Chalmette, as I was told as a kid, was built on reclaimed swampland. It was said, when you dug in your backyard, you might unearth an old refrigerator or a window air conditioner. I never believed it until I saw my father dig up an old a/c and tried to get it to work.*
The house my parents bought on Patterson Drive in Chalmette, Louisiana represented the very lowest rung on the ladder for the fledgling upwardly mobile middle class of the mid 1950s. The salad days for the neighborhood was when crawfish was 30 cents a pound, the big oil refinery in town could go a whole year without a major explosion, and the aluminum plant had built a huge smokestack that now sent its particulate pollution over the river to Algiers rather than letting it continue to rain down over Chalmette.
My family’s roots are submerged in the bayous of Louisiana. If you think Louisiana is the armpit of the country, then the bayous are the pit hairs.
My grandparents raised eight kids on little more than what could be hooked, dragged, dredged, gigged or netted out of Bayou Des Allemands. My grandfather was a barber; my grandmother ran an ice cream parlor. Between my grandfather not charging the Depression-devastated inhabitants for their haircuts and my grandmother frightening the children who came in her shop at the wrong time for ice cream, my grandparents eventually lit out for greener pastures: the reclaimed malarial swamp known as Chalmette, where I grew up.

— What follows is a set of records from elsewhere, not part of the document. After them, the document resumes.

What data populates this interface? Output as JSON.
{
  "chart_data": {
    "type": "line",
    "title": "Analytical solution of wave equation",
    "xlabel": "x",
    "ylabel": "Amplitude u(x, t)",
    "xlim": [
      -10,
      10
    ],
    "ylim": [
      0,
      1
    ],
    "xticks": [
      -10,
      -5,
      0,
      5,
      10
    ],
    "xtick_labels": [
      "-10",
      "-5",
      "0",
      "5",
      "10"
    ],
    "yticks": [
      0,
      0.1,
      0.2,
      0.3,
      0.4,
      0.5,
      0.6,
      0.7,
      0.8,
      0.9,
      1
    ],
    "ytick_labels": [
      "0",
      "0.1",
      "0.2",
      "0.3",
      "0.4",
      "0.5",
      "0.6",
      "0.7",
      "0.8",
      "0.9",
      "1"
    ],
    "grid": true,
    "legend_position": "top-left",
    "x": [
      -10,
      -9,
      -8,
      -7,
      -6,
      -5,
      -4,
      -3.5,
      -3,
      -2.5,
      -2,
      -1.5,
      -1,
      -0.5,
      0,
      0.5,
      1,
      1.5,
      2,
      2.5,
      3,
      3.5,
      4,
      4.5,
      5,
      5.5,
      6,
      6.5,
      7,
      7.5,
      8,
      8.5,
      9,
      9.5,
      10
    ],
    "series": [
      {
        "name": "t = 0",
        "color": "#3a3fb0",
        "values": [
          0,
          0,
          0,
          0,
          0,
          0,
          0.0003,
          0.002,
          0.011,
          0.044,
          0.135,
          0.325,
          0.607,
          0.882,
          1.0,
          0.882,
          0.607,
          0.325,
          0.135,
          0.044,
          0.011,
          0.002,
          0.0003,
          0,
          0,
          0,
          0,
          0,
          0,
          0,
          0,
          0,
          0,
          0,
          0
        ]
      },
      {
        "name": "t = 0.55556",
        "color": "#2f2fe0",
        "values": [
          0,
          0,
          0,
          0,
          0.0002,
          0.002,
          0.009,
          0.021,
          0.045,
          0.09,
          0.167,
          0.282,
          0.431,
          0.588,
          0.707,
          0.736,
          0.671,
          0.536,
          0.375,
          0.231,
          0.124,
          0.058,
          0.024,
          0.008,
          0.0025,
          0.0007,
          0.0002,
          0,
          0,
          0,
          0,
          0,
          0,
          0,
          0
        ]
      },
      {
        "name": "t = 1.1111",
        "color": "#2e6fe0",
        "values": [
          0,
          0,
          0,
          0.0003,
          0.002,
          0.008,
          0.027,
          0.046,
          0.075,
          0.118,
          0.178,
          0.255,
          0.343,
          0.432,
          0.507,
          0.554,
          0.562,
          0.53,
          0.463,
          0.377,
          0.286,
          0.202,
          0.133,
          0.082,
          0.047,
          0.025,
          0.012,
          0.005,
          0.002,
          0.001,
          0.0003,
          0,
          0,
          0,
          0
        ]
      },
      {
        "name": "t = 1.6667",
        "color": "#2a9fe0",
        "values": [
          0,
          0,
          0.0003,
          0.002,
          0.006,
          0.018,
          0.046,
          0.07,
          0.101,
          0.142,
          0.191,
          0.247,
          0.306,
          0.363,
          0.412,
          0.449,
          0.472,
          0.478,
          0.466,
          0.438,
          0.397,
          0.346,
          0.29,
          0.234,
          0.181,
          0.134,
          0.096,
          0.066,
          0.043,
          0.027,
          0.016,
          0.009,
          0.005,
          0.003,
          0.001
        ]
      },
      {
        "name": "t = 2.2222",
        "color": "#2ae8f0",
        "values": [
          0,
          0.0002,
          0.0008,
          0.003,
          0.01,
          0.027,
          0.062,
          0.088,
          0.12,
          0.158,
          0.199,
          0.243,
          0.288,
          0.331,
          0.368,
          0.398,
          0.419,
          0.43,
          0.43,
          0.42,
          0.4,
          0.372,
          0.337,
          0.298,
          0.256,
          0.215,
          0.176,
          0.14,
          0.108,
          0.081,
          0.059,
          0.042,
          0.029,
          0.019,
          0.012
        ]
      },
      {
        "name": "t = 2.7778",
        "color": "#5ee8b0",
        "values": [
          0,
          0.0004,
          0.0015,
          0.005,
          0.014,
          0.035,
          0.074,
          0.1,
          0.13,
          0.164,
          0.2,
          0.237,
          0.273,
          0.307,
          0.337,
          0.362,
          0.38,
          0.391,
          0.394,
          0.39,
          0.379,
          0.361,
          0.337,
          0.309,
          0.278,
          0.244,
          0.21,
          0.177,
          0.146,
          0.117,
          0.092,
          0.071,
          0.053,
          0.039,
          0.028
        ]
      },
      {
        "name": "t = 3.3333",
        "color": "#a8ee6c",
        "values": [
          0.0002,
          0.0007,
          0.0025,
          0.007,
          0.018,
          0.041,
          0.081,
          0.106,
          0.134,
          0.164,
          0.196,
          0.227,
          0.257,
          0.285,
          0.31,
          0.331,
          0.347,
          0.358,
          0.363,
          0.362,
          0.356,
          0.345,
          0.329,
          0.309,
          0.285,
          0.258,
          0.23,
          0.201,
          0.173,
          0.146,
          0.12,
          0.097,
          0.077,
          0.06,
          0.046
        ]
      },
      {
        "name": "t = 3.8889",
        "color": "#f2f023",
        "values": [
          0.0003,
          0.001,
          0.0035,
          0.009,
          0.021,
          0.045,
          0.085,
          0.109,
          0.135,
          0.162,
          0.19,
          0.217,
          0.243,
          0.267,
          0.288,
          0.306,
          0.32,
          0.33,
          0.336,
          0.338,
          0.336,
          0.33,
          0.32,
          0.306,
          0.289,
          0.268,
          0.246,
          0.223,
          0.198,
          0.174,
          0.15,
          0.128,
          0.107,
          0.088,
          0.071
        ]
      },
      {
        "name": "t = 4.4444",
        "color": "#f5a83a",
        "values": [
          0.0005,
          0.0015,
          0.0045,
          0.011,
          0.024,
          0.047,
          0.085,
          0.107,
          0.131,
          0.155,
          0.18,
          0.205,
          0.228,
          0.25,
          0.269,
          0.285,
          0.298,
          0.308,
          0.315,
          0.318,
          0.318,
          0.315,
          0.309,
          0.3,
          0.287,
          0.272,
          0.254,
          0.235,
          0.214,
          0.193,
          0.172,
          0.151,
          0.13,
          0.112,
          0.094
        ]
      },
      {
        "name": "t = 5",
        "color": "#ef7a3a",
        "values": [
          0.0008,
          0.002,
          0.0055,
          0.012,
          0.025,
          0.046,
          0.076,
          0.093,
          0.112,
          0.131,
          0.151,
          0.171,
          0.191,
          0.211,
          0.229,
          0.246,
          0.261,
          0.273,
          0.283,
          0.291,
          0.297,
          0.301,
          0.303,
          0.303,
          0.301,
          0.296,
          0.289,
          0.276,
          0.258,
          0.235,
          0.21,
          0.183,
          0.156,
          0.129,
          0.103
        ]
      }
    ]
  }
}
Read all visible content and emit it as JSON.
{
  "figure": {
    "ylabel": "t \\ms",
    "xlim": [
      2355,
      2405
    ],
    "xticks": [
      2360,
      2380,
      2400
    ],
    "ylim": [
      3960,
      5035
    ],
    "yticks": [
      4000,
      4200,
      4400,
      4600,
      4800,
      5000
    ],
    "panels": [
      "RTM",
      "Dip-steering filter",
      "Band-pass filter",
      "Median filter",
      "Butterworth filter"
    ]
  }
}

It’s not overstating it to suggest a visit to New Orleans is a great tune up for an extended trip to Europe. Parts of the city come closest to the look and feel of Europe that no other city in the United States can muster. New Orleans is unique, I think, among American cities in that way. European cities of comparable size all seem to come with a charm, grace, pace and architectural beauty that is at once nostalgically Old World, yet eminently livable by every modern measure. European cities are as much playground as centers of commerce. They clang, ring, chime and clatter. Cafes spill cheerful patrons onto sidewalks and along cobbled squares. They effuse joie de vie, gemütlichkeit and la bella vita. They invite walking, if not pure wandering.